While performing the duties of this job, the employee is regularly required to sit, talk, move between spaces, reach with hands and arms and stoop. Close vision and the need to focus on computer screen, use of hands, fingers and wrist to type on keyboard and manipulate mouse.

Work Environment:

The work will be in a typical office environment (cubicles, offices, conference rooms, etc.) with heavy computer use.

• Medical, Prescription, Dental, Vision Coverage
• Flexible Spending Account & Health Savings Account with Company match
• Employee Assistance Program
• Mental Health Resources
• Disability Coverage
• Life insurance
• Critical Illness and Accident Insurance
• Legal and Identity Theft Protection
• Pet Insurance
• Fertility and Maternity Assistance
• 401(k) with company match
• Flexible Time Off (FTO) and 11 paid holidays
• Paid Parental Leave

The base pay range for this role is $103,000 to 140,000 per year. The range is what we reasonably expect to pay for this role.

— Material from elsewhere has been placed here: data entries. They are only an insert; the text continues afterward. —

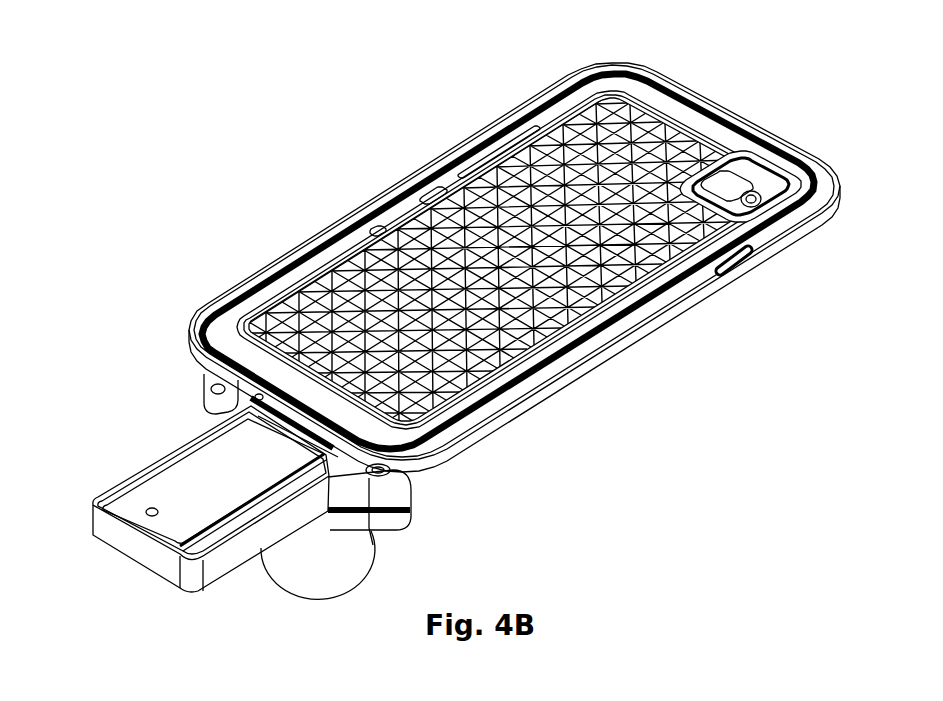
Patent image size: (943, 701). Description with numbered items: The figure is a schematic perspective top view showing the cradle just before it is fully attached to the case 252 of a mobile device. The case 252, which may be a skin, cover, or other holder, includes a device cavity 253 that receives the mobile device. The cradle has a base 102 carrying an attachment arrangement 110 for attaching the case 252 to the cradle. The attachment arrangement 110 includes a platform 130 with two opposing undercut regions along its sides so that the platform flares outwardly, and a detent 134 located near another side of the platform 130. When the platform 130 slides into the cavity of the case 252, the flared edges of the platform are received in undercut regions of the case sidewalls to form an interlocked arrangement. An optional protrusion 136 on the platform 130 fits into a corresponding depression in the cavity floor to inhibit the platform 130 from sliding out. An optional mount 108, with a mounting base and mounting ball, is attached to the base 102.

The case 252 is at (477, 137).
The device cavity 253 is at (675, 127).
The detent 134 is at (247, 389).
The attachment arrangement 110 is at (167, 468).
The platform 130 is at (127, 490).
The protrusion 136 is at (138, 511).
The base 102 is at (142, 553).
The mount 108 is at (363, 545).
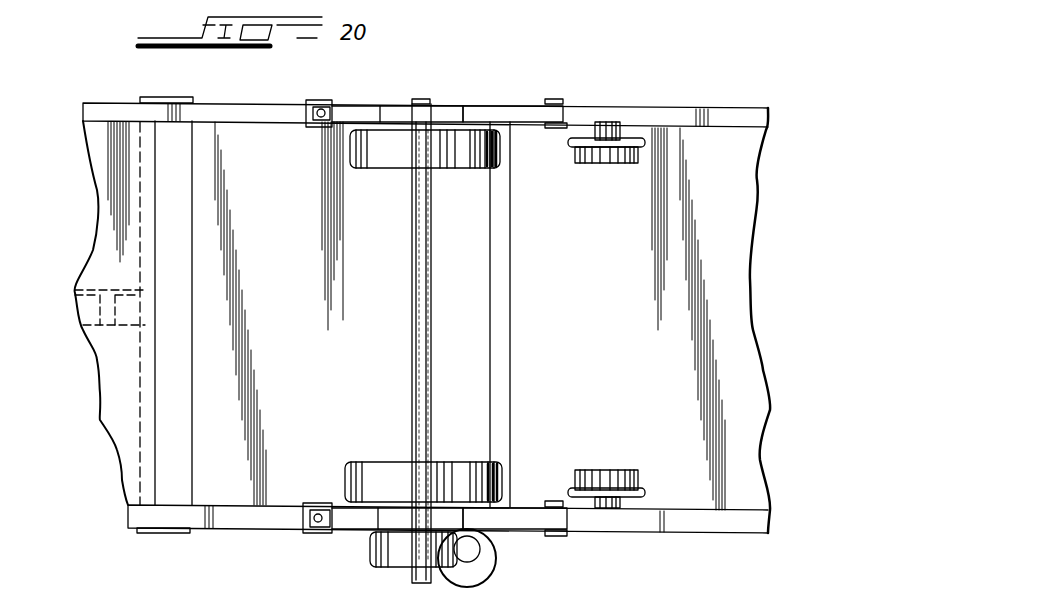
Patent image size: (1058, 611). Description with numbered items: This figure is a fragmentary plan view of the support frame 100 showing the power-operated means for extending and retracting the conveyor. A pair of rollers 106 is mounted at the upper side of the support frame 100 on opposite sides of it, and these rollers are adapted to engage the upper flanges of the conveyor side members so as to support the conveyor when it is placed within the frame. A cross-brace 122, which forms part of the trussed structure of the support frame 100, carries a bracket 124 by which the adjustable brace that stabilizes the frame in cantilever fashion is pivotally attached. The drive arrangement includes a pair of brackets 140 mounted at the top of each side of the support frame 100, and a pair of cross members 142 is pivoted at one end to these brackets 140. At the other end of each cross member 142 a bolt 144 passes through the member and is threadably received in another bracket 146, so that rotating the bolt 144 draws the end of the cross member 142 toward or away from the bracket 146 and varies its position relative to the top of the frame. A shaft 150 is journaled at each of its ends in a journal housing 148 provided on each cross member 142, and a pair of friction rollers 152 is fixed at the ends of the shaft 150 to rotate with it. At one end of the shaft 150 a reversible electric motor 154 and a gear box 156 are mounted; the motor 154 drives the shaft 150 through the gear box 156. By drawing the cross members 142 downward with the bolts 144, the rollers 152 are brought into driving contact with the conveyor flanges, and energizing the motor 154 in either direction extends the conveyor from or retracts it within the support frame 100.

The support frame 100 is at (700, 94).
The rollers 106 is at (607, 163).
The cross-brace 122 is at (140, 463).
The bracket 124 is at (100, 327).
The brackets 140 is at (567, 103).
The cross members 142 is at (516, 84).
The bolt 144 is at (327, 112).
The bracket 146 is at (320, 100).
The journal housing 148 is at (397, 113).
The shaft 150 is at (412, 287).
The friction rollers 152 is at (397, 160).
The electric motor 154 is at (497, 567).
The gear box 156 is at (393, 555).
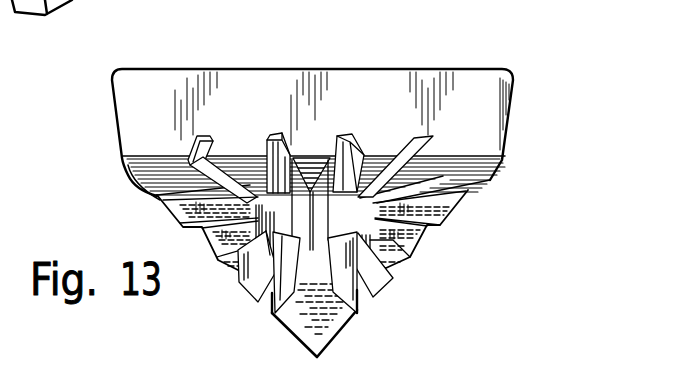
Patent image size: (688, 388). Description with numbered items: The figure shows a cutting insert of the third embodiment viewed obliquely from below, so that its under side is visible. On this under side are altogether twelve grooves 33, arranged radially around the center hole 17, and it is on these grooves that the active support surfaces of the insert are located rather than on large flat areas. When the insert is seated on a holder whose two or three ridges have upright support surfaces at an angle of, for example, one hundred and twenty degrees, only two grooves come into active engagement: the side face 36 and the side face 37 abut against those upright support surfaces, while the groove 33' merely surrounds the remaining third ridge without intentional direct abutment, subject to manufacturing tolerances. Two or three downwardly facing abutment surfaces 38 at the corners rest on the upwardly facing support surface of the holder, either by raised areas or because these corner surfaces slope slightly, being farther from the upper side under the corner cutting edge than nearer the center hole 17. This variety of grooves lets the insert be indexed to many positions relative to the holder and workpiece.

The center hole 17 is at (346, 212).
The grooves 33 is at (310, 108).
The groove 33' is at (465, 229).
The side face 36 is at (198, 163).
The side face 37 is at (272, 314).
The downwardly facing abutment surfaces 38 is at (443, 177).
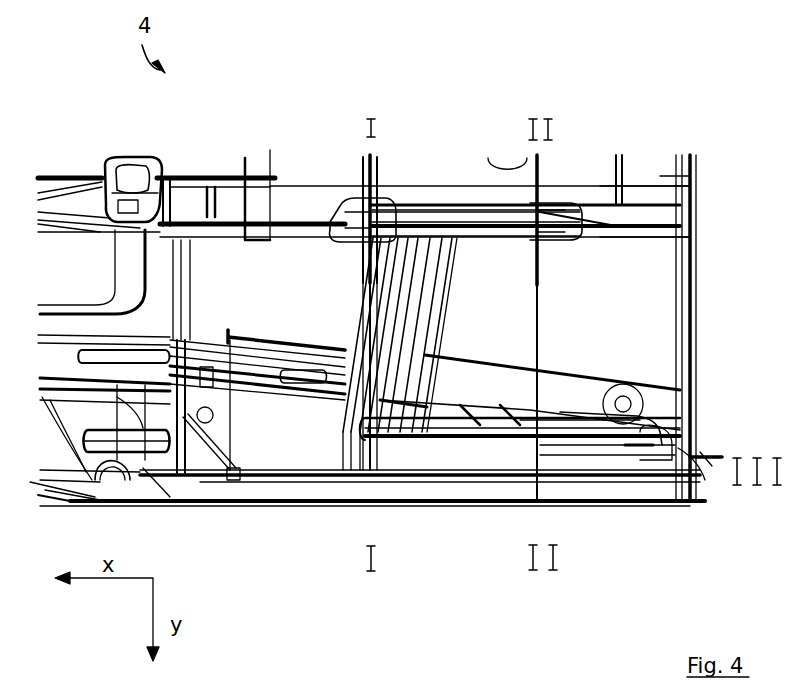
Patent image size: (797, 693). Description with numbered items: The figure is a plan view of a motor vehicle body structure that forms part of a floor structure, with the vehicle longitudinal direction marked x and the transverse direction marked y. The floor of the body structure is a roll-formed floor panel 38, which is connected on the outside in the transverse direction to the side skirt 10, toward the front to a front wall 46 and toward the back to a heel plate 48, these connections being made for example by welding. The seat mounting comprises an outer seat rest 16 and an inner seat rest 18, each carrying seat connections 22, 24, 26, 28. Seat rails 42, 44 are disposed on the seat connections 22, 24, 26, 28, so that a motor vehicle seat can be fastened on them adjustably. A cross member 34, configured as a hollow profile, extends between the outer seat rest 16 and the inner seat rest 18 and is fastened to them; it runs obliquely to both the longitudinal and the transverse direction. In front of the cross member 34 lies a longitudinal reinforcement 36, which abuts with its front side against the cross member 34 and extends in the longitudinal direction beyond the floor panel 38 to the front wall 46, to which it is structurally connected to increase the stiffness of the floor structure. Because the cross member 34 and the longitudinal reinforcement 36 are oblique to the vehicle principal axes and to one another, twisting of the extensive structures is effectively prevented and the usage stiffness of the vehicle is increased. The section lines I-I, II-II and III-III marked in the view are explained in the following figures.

The side skirt 10 is at (290, 503).
The outer seat rest 16 is at (490, 470).
The inner seat rest 18 is at (408, 210).
The seat connection 22 is at (368, 440).
The seat connection 24 is at (547, 447).
The seat connection 26 is at (380, 297).
The seat connection 28 is at (547, 220).
The cross member 34 is at (327, 218).
The longitudinal reinforcement 36 is at (88, 332).
The floor panel 38 is at (613, 260).
The seat rail 42 is at (440, 438).
The seat rail 44 is at (430, 220).
The front wall 46 is at (127, 262).
The heel plate 48 is at (680, 255).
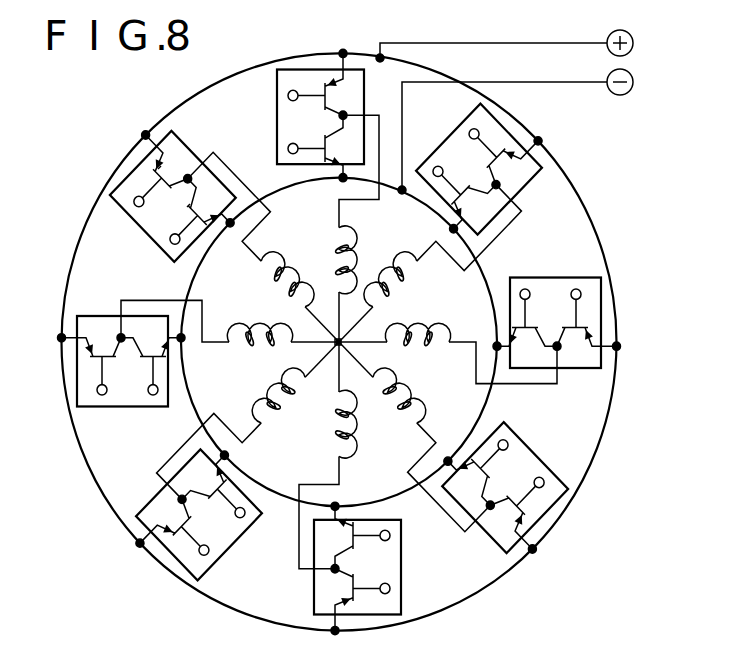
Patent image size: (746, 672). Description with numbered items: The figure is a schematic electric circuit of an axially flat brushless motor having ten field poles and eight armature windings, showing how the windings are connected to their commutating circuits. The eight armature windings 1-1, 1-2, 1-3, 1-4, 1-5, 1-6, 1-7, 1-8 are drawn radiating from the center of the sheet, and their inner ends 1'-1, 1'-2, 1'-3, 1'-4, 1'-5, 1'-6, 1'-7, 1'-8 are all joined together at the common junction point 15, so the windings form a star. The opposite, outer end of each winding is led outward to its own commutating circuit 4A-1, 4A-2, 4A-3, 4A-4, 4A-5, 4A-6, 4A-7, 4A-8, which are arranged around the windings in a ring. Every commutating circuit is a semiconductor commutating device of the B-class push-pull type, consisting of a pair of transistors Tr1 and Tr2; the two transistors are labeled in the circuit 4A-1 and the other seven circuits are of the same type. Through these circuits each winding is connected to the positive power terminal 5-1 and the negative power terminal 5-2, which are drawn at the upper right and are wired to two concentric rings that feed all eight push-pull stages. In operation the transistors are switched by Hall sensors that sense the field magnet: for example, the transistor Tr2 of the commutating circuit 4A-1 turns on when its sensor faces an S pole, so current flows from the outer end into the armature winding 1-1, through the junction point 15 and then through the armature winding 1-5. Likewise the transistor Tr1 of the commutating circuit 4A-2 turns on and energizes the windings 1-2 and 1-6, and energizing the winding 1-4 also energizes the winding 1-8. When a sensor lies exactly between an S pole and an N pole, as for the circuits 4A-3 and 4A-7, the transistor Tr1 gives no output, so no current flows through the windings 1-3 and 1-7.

The commutating circuit 4A-1 is at (128, 215).
The commutating circuit 4A-2 is at (271, 100).
The commutating circuit 4A-3 is at (480, 168).
The commutating circuit 4A-4 is at (515, 277).
The commutating circuit 4A-5 is at (523, 440).
The commutating circuit 4A-6 is at (402, 578).
The commutating circuit 4A-7 is at (226, 560).
The commutating circuit 4A-8 is at (110, 407).
The transistor Tr1 is at (175, 162).
The transistor Tr2 is at (207, 192).
The armature winding 1-1 is at (283, 258).
The armature winding 1-2 is at (348, 242).
The armature winding 1-3 is at (410, 282).
The armature winding 1-4 is at (433, 345).
The armature winding 1-5 is at (420, 408).
The armature winding 1-6 is at (350, 452).
The armature winding 1-7 is at (256, 404).
The armature winding 1-8 is at (236, 322).
The one end of armature winding 1'-1 is at (304, 321).
The one end of armature winding 1'-2 is at (364, 296).
The one end of armature winding 1'-3 is at (388, 322).
The one end of armature winding 1'-4 is at (392, 368).
The one end of armature winding 1'-5 is at (375, 393).
The one end of armature winding 1'-6 is at (317, 389).
The one end of armature winding 1'-7 is at (285, 364).
The one end of armature winding 1'-8 is at (270, 354).
The junction point 15 is at (336, 345).
The positive power terminal 5-1 is at (630, 35).
The negative power terminal 5-2 is at (630, 73).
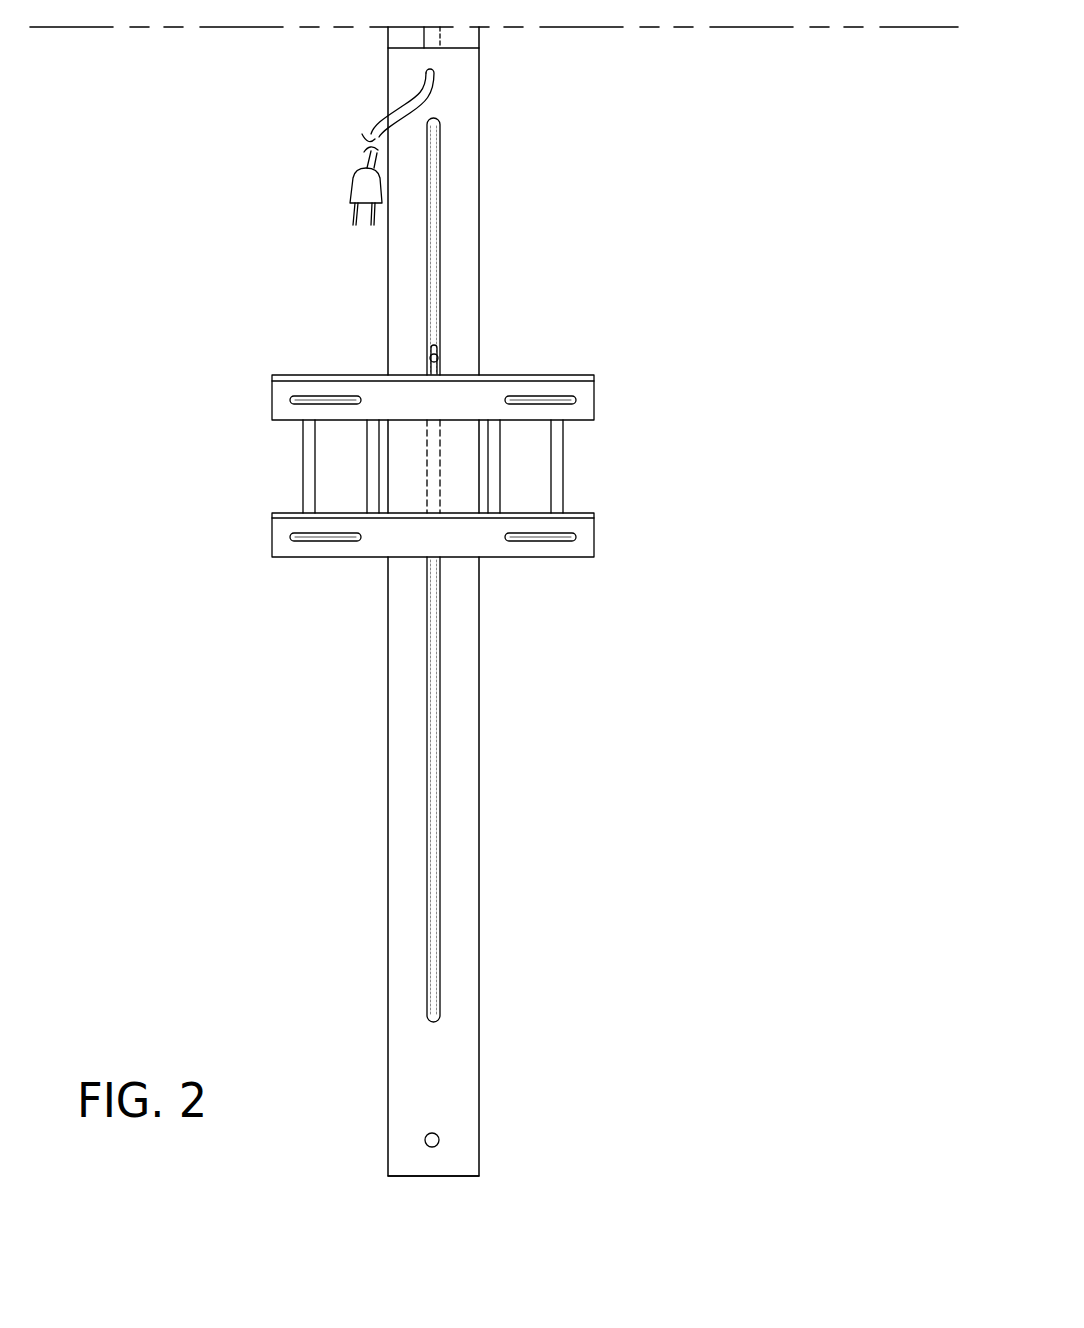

The range considers a wide range of factors that are considered in making compensation decisions, including but not limited to: geographic markets, business or organizational needs, skill sets, experience, training, licensure, and certifications. Depending on the position offered, incentive plans, bonuses, and/or other forms of compensation may be offered.

EEO Statement: Pacira is proud to be an Equal Opportunity Employer and does not discriminate against applicants because of race, color, religion, sex (including gender identity, sexual orientation, and pregnancy), national origin, age (40 or older), veteran status, disability or genetic information, or any other characteristic protected under applicable federal, state, or local law. At Pacira we are committed to intentionally cultivating a culture of inclusion where all feel welcomed and valued for their background, perspectives, and experiences. We hold one another accountable to promote trust and transparency in support of our communities and collective purpose.
Agency Disclaimer: Pacira Biosciences, Inc. (Hereafter, Pacira) does not accept unsolicited resumes from recruiters or employment agencies in response to the Pacira Careers page or a Pacira social media post. Pacira will not consider or agree to payment of any referral compensation or recruiter fee relating to unsolicited resumes. Pacira explicitly reserves the right to hire said candidate(s) without any financial obligation to the recruiter or agency. Any unsolicited resumes, including those submitted to hiring managers, are deemed to be the property of Pacira.